Hanging requests in the cluster

The output of /usr/lib/storpool/latthreshold.py shows hanging requests and/or missing services. Here is an example:

disk | reported by | peers                      |  s |   op  |      volume |                              requestId
-------------------------------------------------------------------------------------------------------------------
-    | client 2    | client 2    -> server 2.1  | 15 | read  | volume-name | 9223936579889289248:270215977642998472
-    | client 2    | client 2    -> server 2.1  | 15 | read  | volume-name | 9223936579889289248:270497452619709333
-    | client 2    | client 2    -> server 2.1  | 15 | read  | volume-name | 9223936579889289248:270778927596419790
-    | client 2    | client 2    -> server 2.1  | 15 | write | volume-name | 9223936579889289248:271060402573130531
-    | client 2    | client 2    -> server 2.1  | 15 | read  | volume-name | 9223936579889289248:271341877549841211
-    | client 2    | client 2    -> server 2.1  | 15 | read  | volume-name | 9223936579889289248:271623352526551744
-    | client 2    | client 2    -> server 2.1  | 15 | write | volume-name | 9223936579889289248:271904827503262450
server 2.1  connection status: established no_data timeout
disk 202 EXPECTED_UNKNOWN server 2.1

This could be caused by starving CPU, hardware resets, misbehaving disks or network or stalled services. The disk field in the output and the service warnings after the requests table could be used as an indicator for the misbehaving component.

Note that the active requests API call has a timeout for each service to respond. The default timeout that the latthreshold tool uses is 10 seconds. This value can be altered by using tool’s --api-requests-timeout/-A option and passing it a numeric value with a time unit (m, s, ms or us), for example 100ms.

Service connection will have one of the following statuses:

Option

Description

established done

Service reported its active requests as expected; this is not displayed in the regular output, only with --json.

not_established

Did not make a connection with the service - this could indicate the server is down, but may also indicate the service version is too old, or its stream was overfilled or not connected.

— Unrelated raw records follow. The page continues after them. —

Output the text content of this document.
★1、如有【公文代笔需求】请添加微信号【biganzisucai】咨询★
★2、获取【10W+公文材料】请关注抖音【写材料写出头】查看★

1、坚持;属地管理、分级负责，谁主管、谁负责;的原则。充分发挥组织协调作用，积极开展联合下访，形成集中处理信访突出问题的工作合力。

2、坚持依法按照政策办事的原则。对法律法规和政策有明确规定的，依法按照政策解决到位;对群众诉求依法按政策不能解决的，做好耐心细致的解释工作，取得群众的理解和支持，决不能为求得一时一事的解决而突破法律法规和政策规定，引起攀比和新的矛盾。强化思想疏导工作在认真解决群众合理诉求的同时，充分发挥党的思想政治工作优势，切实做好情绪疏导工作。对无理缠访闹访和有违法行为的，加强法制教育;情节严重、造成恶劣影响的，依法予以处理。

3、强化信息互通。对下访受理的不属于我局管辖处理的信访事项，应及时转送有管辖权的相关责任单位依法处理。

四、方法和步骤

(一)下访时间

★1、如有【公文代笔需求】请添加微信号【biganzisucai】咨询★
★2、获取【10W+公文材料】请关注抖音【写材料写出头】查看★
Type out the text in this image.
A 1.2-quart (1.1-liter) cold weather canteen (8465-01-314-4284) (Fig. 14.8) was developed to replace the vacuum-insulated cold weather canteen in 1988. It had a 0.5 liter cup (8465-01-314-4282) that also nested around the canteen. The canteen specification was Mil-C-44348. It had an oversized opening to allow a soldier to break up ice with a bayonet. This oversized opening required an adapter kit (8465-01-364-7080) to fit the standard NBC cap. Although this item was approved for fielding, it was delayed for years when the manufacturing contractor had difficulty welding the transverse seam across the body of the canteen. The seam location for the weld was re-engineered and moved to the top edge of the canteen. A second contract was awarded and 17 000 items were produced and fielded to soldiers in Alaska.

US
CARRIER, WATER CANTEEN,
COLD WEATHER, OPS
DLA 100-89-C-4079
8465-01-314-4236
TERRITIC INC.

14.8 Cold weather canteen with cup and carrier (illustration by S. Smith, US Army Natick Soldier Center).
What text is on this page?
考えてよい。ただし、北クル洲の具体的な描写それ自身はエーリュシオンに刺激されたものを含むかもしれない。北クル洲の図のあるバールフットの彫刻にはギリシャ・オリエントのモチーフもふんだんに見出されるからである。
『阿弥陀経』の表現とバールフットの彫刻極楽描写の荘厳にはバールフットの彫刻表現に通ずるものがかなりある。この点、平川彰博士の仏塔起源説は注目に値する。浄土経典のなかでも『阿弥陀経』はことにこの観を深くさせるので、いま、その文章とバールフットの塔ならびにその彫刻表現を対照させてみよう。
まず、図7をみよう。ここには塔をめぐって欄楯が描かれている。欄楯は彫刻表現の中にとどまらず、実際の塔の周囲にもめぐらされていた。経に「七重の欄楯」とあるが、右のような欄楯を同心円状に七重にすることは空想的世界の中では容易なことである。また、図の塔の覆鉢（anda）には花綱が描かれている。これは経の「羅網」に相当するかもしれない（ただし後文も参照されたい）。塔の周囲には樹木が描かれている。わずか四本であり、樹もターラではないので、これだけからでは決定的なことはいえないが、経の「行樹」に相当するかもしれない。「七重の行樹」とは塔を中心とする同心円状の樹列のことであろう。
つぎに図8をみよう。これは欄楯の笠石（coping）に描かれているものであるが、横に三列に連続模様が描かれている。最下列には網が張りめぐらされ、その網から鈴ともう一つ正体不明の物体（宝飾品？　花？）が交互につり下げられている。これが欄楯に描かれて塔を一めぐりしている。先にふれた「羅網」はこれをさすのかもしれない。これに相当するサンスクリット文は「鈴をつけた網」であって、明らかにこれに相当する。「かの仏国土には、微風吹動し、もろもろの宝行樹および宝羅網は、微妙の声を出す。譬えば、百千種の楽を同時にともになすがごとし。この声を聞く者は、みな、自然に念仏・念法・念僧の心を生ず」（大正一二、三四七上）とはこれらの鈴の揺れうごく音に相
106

established no_data timeout

Service did not respond and the connection was closed because the timeout was reached.

established data timeout

Service responded but the connection was closed because the timeout was reached before it could send all the data.

established invalid_data

A message the service sent had invalid data in it.

The latthreshold tool also reports disk statuses. Reported disk statuses will be one of the following:

Status

Description

EXPECTED_MISSING

The service response was good, but did not provide information about the disk.

EXPECTED_NO_CONNECTION_TO_PEER

The connection to the service was not established.

EXPECTED_NO_PEER

The service is not present.

EXPECTED_UNKNOWN

The service response was invalid or a timeout occurred.